A more organized approach to radiation therapy
Over the following years, Dr. Richards’ department acquired higher voltage radiation machines and radium for the treatment of patients with cancer. These therapies were still being used by private practitioners outside formal institutions, but in Dr. Richards’ time and in large part because of his influence, these began to give way to a more organized and academic approach to radiation therapy. By the mid-1930s, Dr. Richards and his department had gained a national and international reputation for the treatment of patients with cancer.
Although there were no formal training programs in radiotherapy at that time, Dr. Richards trained apprentices, including two notable figures: Dr. Vera Peters, who became Canada’s best known and most honoured radiation oncologist through her work in Hodgkin’s disease and breast cancer, and Dr. Clifford Ash, who followed Dr. Richards as Chief of Radiotherapy and later became Director of Princess Margaret Hospital.
A more effective use of facilities
Dr. Richards’ contributions extended beyond radiation therapy to the broader issues surrounding cancer control, particularly in Ontario. He was one of the first to recognize that the treatment of cancer requires specialists working in specialized institutions. He was a strong proponent of centralizing radiation facilities, and he favoured linking these facilities to large hospitals “to make the most effective use of the facilities for frequent consultation with other specialty departments.”
The union of The Toronto Hospital (later renamed the University Health Network) and Princess Margaret Hospital in 1997, bringing together all cancer treatment modalities, truly realized Dr. Richards’ vision. Similarly, the more recent integration of Cancer Care Ontario’s cancer centres with their host hospitals would surely have met with his enthusiastic approval.
A significant role in all key aspects of cancer control
Dr. Richards’ influence in cancer control was not limited to Ontario. He helped form both the Canadian Cancer Society and the National Cancer Institute of Canada, serving as the latter’s president in 1947 and 1948. He was involved and played a key role in almost every significant national and provincial cancer control initiative that occurred in his lifetime.
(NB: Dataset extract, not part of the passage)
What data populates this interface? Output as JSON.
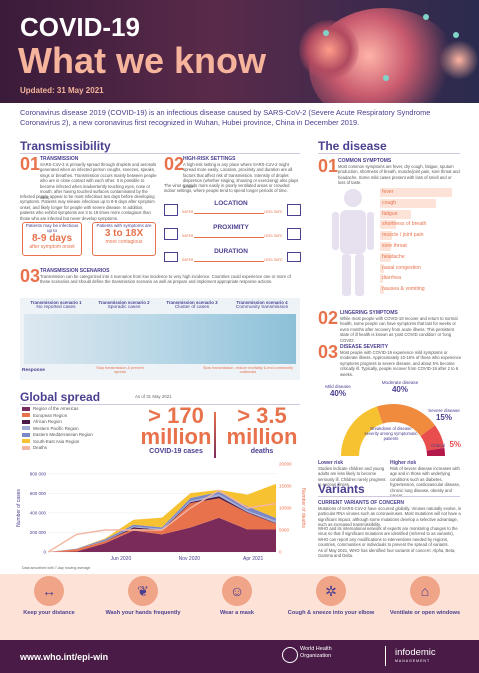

Dr. Richards was known to have always been cordial with his patients, but it was said of him that he never learned how to play – rather, his life was directed wholly and completely to his work. That commitment probably played a part in ending his life. It is a sad irony that the man who did more than anyone to bring some order and regulation, not to mention safer practices, to radiation therapy in Canada died of a blood condition – almost certainly acute leukemia, and very likely the result of prolonged exposure to radiation. Dr. Richards was an extraordinary man, one who devoted his entire life to combating cancer.